Google, the world’s most popular internet search engine, has invested $168 million into a solar farm – to be added to the $1.6 billion from the US government. A solar farm, that is, unlike most domestic generators of solar energy in that the site is huge. and looks set to be an indication of the future. Situated in the Mojave Desert, the Ivanpah Solar Electric Generating System (ISEGS) will be completed in 2013 (work started in October last year) and will be able to boast of 173,000 heliostats that concentrate the sun’s rays onto a solar tower. The towers (three, in total, on the site) will stand about 137 m (450 Ft.) tall and are expected to generate 392 MW of energy – enough to serve more than 140,000 homes in California during the peak hours of the day.
BUT HOW DOES IT ALL WORK?
The whole system works by mirrors turned to catch the sun and then focusing that power onto solar receivers. The ISEGS complex will reduce CO2 emissions by more than 400,000 tonnes a year and is set to be the example and prototype for many more such super solar farms worldwide. While it is the first such project in the United States, similar projects have been announced in other countries. The most notable of these is in Inner Mongolia in China where a facility is being built near Ordos City and will eventually be capable of producing 2.2 GW of energy – although the project will not be completed until 2019 when full capacity is reached.
The ISEGS project has found its site four and a half miles to the southwest of the town of Primm in California – unremarkable to most and unheard of by many outside of California, but now notable for its proximity to the Ivanpah solar power plant. The project is named after the Ivanpah dry lake near its location and the whole venture is being masterminded by the company BrightSource Energy (www.brightsourceenergy.com). Unlike nuclear power plants, any accidents will not have a hugely disastrous impact on the surrounding area.
This is not the first time that Google have invested in start-up renewable energy plans. Last year, the company invested $38.8 million in a wind farm – but the Ivanpah plant is its largest and most ambitious investment to date.

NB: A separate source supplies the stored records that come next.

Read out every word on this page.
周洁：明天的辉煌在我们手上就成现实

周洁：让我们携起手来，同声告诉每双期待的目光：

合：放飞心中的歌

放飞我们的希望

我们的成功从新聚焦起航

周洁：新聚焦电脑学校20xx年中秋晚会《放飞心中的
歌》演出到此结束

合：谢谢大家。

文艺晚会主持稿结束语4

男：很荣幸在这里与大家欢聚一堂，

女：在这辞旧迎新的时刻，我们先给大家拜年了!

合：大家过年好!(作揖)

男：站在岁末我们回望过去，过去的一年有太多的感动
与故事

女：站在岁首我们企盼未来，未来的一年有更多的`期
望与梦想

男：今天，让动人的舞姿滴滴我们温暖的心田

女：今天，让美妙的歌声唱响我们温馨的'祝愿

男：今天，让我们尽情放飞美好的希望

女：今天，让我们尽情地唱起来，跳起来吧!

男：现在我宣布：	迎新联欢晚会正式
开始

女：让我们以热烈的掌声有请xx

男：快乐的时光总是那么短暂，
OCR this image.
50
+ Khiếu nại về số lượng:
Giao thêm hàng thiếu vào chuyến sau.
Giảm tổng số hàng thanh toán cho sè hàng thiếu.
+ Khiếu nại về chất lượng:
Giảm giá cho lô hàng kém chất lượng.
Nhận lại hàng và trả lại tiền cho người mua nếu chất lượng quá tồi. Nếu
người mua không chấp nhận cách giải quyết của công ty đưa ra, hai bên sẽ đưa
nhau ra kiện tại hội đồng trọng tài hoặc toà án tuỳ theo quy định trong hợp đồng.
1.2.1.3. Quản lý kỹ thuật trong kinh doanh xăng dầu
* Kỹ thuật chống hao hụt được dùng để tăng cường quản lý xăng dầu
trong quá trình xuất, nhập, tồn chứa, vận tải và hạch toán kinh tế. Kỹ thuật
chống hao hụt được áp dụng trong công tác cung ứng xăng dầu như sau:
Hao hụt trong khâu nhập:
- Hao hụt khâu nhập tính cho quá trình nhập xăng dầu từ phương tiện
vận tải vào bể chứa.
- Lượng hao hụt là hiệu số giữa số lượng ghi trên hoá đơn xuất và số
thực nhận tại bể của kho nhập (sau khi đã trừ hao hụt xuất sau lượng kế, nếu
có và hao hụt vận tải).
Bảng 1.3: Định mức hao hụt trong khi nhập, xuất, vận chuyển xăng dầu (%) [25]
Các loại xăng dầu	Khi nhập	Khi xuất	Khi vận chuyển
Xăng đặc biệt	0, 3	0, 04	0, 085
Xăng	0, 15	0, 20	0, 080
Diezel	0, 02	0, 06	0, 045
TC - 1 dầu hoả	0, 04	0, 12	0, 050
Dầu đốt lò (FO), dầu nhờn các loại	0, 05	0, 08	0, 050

Until now, Europe has laid claim to most of the world’s solar farms – there are several in Spain, for example – but with companies like the US-owned First Solar rapidly expanding, perhaps this venture will truly become worldwide as people learn to rely more on solar power and less on fossil fuels. Solar power, unlike coal and natural gas deposits deep underground, is highly unlikely to run out any time soon.